[PATCH net v2] netfilter: ipset: add missing range check in bitmap_ip

netdev.vger.kernel.org archive mirror
 help / color / mirror / Atom feed

* [PATCH net v2] netfilter: ipset: add missing range check in bitmap_ip_uadt
@ 2024-11-13 13:02 Jeongjun Park
  2024-11-14 11:10 ` Paolo Abeni
  2024-11-14 11:45 ` Jozsef Kadlecsik
  0 siblings, 2 replies; 6+ messages in thread
From: Jeongjun Park @ 2024-11-13 13:02 UTC (permalink / raw)
  To: pablo, kadlec
  Cc: davem, edumazet, kuba, pabeni, horms, kaber, netfilter-devel,
	coreteam, netdev, linux-kernel, stable,
	syzbot+58c872f7790a4d2ac951, Jeongjun Park

When tb[IPSET_ATTR_IP_TO] is not present but tb[IPSET_ATTR_CIDR] exists,
the values of ip and ip_to are slightly swapped. Therefore, the range check
for ip should be done later, but this part is missing and it seems that the
vulnerability occurs.

So we should add missing range checks and remove unnecessary range checks.

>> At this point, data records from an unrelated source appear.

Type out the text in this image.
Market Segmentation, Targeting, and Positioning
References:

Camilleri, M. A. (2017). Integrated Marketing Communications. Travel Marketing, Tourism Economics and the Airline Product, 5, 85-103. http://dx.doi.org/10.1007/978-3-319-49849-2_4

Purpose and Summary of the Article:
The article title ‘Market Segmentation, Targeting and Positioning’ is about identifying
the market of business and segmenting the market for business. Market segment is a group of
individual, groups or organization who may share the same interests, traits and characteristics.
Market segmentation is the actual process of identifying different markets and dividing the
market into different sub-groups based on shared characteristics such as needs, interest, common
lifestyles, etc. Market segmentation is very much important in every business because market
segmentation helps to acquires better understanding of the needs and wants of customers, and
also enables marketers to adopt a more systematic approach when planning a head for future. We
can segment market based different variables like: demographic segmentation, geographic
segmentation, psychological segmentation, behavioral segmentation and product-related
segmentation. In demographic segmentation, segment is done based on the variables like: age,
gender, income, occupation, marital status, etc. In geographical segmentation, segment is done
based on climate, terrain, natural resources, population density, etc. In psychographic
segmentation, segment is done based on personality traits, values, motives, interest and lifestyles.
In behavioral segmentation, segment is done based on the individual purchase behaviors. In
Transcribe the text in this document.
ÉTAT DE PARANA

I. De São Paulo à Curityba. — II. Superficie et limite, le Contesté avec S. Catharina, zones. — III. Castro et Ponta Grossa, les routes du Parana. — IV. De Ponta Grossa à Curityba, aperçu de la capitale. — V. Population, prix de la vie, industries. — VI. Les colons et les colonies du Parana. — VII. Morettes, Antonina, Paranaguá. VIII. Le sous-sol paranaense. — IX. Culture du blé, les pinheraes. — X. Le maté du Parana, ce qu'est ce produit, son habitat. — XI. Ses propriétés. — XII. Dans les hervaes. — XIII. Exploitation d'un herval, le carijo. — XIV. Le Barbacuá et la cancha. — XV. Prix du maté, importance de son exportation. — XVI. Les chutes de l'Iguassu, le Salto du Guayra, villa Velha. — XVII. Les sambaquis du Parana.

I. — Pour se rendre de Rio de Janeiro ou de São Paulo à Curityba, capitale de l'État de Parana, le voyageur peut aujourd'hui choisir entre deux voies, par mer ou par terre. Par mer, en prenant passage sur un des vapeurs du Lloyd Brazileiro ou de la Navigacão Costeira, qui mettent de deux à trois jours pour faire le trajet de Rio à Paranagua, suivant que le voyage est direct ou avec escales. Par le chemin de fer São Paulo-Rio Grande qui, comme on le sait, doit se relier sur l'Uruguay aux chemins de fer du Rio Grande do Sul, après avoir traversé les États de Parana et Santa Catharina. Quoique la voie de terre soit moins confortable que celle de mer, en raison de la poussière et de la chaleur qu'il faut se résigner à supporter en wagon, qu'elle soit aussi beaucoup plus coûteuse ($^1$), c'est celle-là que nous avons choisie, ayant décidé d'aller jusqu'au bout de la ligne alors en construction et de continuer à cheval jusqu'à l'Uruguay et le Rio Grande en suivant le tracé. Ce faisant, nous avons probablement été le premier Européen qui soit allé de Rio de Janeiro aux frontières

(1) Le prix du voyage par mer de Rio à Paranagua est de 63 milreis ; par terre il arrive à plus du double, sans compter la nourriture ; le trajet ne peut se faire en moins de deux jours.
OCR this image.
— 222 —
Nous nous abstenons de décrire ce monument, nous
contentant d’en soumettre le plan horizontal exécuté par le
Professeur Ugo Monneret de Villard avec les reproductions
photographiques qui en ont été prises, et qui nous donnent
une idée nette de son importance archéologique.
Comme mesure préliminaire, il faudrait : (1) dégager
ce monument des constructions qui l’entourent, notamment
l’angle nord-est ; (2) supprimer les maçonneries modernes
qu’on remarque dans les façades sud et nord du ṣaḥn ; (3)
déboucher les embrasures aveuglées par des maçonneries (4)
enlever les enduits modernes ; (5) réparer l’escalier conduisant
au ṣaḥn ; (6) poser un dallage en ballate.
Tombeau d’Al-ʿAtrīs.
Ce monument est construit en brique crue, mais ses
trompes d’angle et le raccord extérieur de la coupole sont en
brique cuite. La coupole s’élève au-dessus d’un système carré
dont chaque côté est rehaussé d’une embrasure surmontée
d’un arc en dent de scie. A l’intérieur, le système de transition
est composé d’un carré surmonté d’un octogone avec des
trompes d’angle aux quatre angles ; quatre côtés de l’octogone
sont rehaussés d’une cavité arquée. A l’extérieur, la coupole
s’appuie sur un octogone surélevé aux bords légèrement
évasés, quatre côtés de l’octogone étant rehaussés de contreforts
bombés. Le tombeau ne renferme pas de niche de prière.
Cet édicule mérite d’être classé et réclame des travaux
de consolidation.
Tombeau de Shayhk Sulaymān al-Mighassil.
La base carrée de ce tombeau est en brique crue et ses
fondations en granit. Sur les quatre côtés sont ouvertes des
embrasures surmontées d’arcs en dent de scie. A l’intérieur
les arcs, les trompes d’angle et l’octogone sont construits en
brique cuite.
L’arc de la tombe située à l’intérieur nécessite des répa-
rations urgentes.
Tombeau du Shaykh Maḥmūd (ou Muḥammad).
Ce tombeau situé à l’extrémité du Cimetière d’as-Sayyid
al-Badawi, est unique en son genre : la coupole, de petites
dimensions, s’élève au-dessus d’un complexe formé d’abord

Cc: <stable@vger.kernel.org>
Reported-by: syzbot+58c872f7790a4d2ac951@syzkaller.appspotmail.com
Fixes: 72205fc68bd1 ("netfilter: ipset: bitmap:ip set type support")
Signed-off-by: Jeongjun Park <aha310510@gmail.com>
---
 net/netfilter/ipset/ip_set_bitmap_ip.c | 7 ++-----
 1 file changed, 2 insertions(+), 5 deletions(-)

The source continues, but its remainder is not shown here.